Blood: This test is based on the pseudo-peroxidative activity of haemoglobin, which catalyses the reaction between diisopropylbenzole and 3,3‘,5,5‘ tetramethylbenzidine. This results in changes of colour ranging from orange through green to dark blue. Every green or greenish spot that appears in the reaction field within one minute is significant; the urine sample should be investigated more closely. In the case of menstruating women, blood is often, but not always, found in the urine. The significance of the detection of minor traces of blood in the urine varies from patient to patient, so that these samples need to be clinically investigated.
Nitrite: This test is based on the conversion of nitrate into nitrite owing to the presence of gram-negative bacteria in the urine. In an acidic environment the nitrite in the urine reacts with P-arsanilic acid to produce a diazonium compound. This compound then combines with 1 N-(1-naphthyl)-ethylene- diamine and produces pink coloration. Nitrite is not detectable in normal urine.1 With certain infections the nitrite field is positive, depending on how long the urine was held in the bladder before testing. Only 40 % of positive cases are detected by means of the nitrite test if the urine was only incubated in the bladder for a short period; however, the detection rate rises to 80 % if the urine was in the bladder for longer than 4 hours.
Protein: This reaction is based on a phenomenon known as the “protein error” of pH indicators; a highly buffered indicator changes its colour in the presence of proteins (anions) as a result of the indicator releasing hydrogen ions into the protein. When the pH value is constant, any green colour is due to the presence of protein.

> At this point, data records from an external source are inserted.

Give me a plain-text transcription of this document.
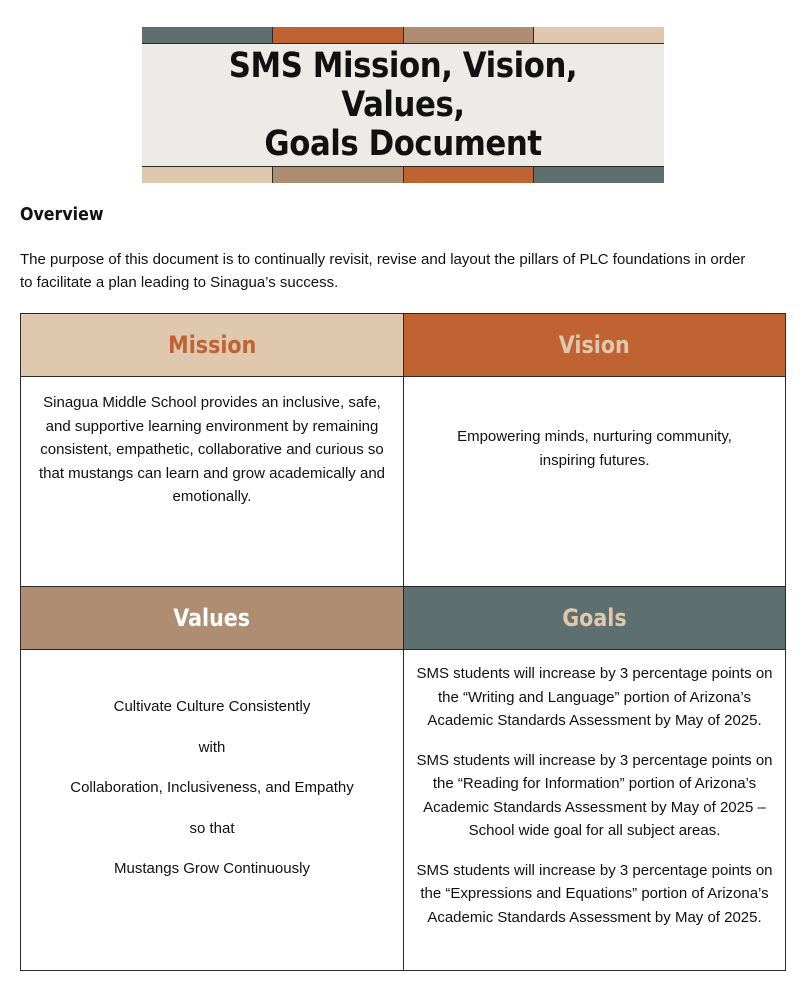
SMS Mission, Vision,
Values,
Goals Document
Overview
The purpose of this document is to continually revisit, revise and layout the pillars of PLC foundations in order to facilitate a plan leading to Sinagua’s success.
Mission	Vision
Sinagua Middle School provides an inclusive, safe, and supportive learning environment by remaining consistent, empathetic, collaborative and curious so that mustangs can learn and grow academically and emotionally.
Empowering minds, nurturing community, inspiring futures.
Values	Goals

Cultivate Culture Consistently

with

Collaboration, Inclusiveness, and Empathy

so that

Mustangs Grow Continuously

SMS students will increase by 3 percentage points on the “Writing and Language” portion of Arizona’s Academic Standards Assessment by May of 2025.

SMS students will increase by 3 percentage points on the “Reading for Information” portion of Arizona’s Academic Standards Assessment by May of 2025 – School wide goal for all subject areas.

SMS students will increase by 3 percentage points on the “Expressions and Equations” portion of Arizona’s Academic Standards Assessment by May of 2025.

The coloration ranges from yellow to yellowish green in the case of negative results and from green to greenish blue in the case of positive results. 1 – 14 mg/dl protein can be excreted by healthy kidneys. Any coloration of the test field that is more intensive than the reference field is a clear indication of proteinuria. If urine has a high density, the colour on the test field may match that on the colour chart even with normal protein concentrations. Medical advice should be sought in order to evaluate the significance of traces of protein.